In this blog post, we derive the dual problem for the Weston-Watkins support vector machine (SVM). The dual optimization for the Weston-Watkins SVM can be found in the literature, e.g., Keerthi et al. (2008) and Weston and Watkins (1999). However, they often omit the tedious derivation.
Set-up and notations
Let \(k \ge 2\) be an integer representing the number of classes and \([k] = \{1,\dots, k\}\).
Let \(n\) be the size of the training data.
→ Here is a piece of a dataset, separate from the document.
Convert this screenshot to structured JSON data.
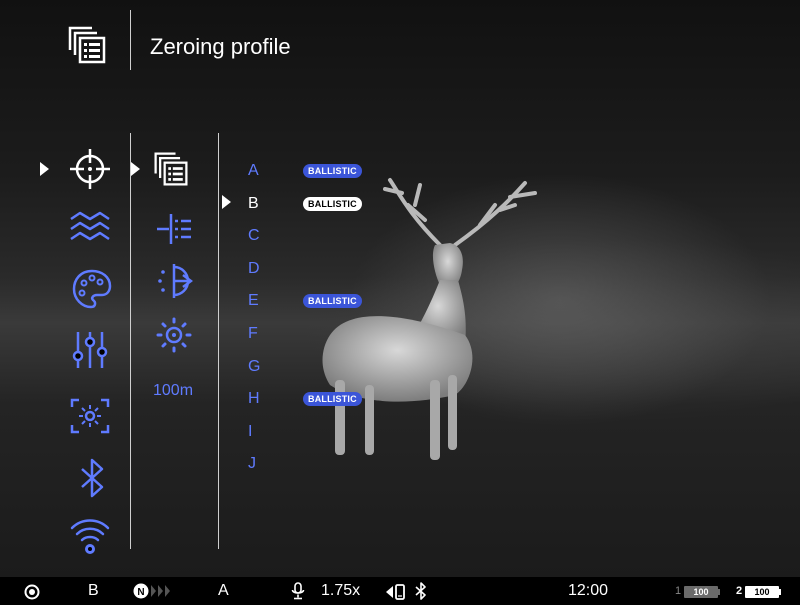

For each \(i \in [n]\), \(x_i \in \mathbb{R}^d\) is column vector and \(y_i \in [k]\).
Let \(W = [w_1,\dots, w_k] \in \mathbb{R}^{d\times k}\) where \(w_j\) is the \(j\)-th column of \(W\).
Let \(e_i \in \mathbb{R}^k\) be the \(i\)-th elementary basis (column) vector.
Let \(M \in \mathbb{R}_{>0}\) be a number. We are only interested when \(M \in \{1, 1/2\}\).
Primal problem
The Weston-Watkins SVM minimizes over \(W\) the following regularized empirical risk:
\[ \frac{1}{2}\|W\|_F^2 + C \sum_{i=1}^n \sum_{j \in [k]: j \ne y_i} \max \{0, 1 - M(w_{y_i}' x_i - w_j'x_i)\}. \]
When \(M = 1\), then When \(M = 1/2\), we get the formulation of Doǧan, Glasmachers, and Igel (2016).
If \(\widetilde W = [\widetilde w_1,\dots, \widetilde w_k]\) is the optimizer, then the classifier is \[ x \mapsto \mathrm{argmax}_{j \in [k]} \widetilde w_j 'x. \]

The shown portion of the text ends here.